Samsung and Johns Hopkins APL Unveil Breakthrough Thin-Film Peltier Cooling Technology
- Achieves up to 75% improvement in cooling efficiency without refrigerants
- Reduces material usage by a factor of 1,000, simplifying manufacturing
- Applicable across home appliances, healthcare, automotive, and data centers
- Marks a major step toward commercializing sustainable, refrigerant-free cooling
Samsung Electronics, in collaboration with the Johns Hopkins University Applied Physics Laboratory (APL), has published groundbreaking research in Nature Communications under the title:
“Nano-Engineered Thin-Film Thermoelectric Materials Enable Practical Solid-State Refrigeration.”
The paper highlights a transformative advance in Peltier cooling technology, which enables high-efficiency cooling without the need for harmful refrigerants.
A Leap Forward in Peltier Cooling
The Peltier effect occurs when an electric current is applied to a semiconductor, causing one side to cool while the other heats up. Cooling systems based on this effect are solid-state, requiring no refrigerants, and are therefore considered an environmentally sustainable alternative to conventional cooling methods.
Through nanoengineering, Samsung’s Life Solutions team and Dr. Rama Venkatasubramanian’s research group at APL successfully developed ultrathin semiconductor films and demonstrated the world’s first high-performance thin-film Peltier refrigerator.
Key Advantages Over Conventional Cooling
Compared with traditional vapor-compression cooling systems, the new technology offers:
- Superior efficiency in cooling performance
- Faster cooling speeds and highly precise temperature control
- Simplified design that enables versatile applications
Potential uses extend well beyond household appliances to include semiconductor cooling, medical devices, automotive electronics, and large-scale data centers.
75% Higher Efficiency, 1/1,000 the Materials
Most notably, this innovation improves cooling efficiency by approximately 75% compared with conventional Peltier devices.
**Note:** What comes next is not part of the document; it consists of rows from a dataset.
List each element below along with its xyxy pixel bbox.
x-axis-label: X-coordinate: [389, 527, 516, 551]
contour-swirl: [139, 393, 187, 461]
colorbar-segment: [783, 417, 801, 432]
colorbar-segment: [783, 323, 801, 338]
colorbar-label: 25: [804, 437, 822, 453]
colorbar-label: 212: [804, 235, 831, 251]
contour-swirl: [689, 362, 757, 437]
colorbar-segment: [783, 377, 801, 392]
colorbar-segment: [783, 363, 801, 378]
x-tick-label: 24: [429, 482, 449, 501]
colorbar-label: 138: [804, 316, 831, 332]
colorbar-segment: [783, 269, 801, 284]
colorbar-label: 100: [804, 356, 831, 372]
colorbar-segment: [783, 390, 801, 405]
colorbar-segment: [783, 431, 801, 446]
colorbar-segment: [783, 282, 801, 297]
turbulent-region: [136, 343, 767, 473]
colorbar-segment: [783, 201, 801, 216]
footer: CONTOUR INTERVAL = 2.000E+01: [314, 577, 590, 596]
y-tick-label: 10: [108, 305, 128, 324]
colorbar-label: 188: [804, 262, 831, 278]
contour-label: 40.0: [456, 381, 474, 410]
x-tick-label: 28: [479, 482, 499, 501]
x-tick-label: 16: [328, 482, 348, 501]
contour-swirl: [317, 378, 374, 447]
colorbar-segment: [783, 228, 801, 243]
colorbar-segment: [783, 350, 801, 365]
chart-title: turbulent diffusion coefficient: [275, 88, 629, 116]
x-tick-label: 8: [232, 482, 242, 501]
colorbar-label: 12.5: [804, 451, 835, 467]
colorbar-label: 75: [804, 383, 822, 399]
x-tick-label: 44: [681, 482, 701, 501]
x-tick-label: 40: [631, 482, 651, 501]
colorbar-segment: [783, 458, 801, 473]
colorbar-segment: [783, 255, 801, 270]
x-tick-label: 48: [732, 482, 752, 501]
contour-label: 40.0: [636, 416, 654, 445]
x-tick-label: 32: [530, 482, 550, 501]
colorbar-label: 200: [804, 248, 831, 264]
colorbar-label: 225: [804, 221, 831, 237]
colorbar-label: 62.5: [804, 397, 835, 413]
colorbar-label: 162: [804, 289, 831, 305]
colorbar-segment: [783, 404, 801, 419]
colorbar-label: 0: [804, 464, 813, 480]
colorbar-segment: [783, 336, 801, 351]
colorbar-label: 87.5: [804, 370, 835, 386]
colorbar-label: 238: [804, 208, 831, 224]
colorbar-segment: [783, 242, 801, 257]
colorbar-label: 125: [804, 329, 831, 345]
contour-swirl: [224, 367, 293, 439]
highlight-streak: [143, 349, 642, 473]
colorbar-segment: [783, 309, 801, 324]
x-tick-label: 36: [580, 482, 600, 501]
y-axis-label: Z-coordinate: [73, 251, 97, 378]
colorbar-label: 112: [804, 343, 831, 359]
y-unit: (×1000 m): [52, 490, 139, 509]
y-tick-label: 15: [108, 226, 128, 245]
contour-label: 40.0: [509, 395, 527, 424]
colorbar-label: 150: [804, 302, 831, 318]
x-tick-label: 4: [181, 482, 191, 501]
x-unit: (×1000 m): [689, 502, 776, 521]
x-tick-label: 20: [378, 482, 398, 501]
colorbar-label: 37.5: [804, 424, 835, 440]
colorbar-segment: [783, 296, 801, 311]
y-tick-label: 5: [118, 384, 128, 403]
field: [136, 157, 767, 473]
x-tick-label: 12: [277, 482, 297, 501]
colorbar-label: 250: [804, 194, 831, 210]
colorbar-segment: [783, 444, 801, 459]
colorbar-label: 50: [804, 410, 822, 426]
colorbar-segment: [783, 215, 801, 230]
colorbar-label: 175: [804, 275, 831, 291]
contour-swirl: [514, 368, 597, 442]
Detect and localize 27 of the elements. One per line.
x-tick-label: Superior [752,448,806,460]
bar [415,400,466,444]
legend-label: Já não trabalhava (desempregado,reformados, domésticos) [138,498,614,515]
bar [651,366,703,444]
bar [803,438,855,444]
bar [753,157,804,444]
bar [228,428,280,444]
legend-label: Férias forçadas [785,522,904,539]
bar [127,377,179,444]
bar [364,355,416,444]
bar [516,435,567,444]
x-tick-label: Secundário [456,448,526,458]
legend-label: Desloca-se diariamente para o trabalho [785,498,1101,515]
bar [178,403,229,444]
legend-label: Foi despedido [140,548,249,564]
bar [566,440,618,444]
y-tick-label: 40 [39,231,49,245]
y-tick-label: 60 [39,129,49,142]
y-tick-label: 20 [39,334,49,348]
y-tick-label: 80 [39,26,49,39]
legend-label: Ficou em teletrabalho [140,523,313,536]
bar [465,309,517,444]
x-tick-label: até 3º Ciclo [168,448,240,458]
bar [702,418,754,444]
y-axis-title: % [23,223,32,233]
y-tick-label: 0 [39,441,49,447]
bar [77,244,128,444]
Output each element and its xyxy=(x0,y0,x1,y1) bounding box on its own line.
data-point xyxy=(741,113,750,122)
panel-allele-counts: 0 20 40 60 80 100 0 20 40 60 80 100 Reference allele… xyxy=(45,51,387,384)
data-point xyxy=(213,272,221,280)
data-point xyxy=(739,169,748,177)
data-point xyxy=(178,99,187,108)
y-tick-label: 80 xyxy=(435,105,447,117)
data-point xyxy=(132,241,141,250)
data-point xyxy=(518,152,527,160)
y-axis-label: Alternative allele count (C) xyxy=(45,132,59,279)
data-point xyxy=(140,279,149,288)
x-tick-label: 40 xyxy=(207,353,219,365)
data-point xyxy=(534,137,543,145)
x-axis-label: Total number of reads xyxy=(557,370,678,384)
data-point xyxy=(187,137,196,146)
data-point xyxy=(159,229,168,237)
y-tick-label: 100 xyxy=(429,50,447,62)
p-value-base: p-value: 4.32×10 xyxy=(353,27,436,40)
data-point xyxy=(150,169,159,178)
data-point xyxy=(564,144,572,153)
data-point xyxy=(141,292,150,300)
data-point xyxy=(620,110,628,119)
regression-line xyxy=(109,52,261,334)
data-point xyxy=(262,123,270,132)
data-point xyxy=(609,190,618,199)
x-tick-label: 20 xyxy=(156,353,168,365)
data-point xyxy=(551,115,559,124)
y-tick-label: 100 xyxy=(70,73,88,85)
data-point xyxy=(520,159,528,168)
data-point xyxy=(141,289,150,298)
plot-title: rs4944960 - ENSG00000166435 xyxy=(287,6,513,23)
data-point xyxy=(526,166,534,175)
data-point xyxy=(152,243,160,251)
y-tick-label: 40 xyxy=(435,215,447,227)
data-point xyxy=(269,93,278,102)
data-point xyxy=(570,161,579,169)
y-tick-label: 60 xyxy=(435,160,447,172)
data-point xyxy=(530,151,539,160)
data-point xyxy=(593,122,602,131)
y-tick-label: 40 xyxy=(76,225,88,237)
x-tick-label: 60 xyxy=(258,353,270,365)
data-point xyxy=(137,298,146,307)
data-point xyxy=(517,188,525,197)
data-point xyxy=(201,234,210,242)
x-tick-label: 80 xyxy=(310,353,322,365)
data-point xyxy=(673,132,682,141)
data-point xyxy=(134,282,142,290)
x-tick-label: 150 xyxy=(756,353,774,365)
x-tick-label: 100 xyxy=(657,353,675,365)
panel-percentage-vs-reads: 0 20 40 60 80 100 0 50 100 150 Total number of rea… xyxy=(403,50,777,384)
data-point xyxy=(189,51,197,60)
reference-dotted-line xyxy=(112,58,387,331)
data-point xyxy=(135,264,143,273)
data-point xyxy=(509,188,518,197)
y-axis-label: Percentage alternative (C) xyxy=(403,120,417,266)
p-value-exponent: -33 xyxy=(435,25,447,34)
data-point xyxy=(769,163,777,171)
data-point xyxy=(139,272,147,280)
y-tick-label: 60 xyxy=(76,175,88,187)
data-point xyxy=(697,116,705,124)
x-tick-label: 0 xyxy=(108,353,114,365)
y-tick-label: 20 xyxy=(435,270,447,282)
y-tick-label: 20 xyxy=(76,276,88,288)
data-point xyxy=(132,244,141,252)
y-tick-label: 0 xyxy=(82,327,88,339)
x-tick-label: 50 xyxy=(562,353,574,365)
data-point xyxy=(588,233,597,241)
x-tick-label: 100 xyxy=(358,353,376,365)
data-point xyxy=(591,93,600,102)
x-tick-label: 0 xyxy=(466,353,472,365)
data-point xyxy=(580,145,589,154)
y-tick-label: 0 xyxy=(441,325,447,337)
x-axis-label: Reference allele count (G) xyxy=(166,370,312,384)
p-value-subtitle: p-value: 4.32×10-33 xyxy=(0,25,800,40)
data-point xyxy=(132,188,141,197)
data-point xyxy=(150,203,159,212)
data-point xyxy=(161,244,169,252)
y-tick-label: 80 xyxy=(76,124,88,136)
At the same time, it slashes material usage to just 1/1,000 of traditional requirements, streamlining production and enabling smaller, lighter designs. These breakthroughs open the door to mass production, reduced costs, and dramatically lower environmental impact.
Toward Commercialization of Sustainable Cooling
With this achievement, the prospect of commercializing refrigerant-free, high-efficiency cooling technology is rapidly becoming a reality. The collaboration between Samsung and Johns Hopkins APL represents a potential turning point in the global shift toward sustainable, next-generation cooling solutions.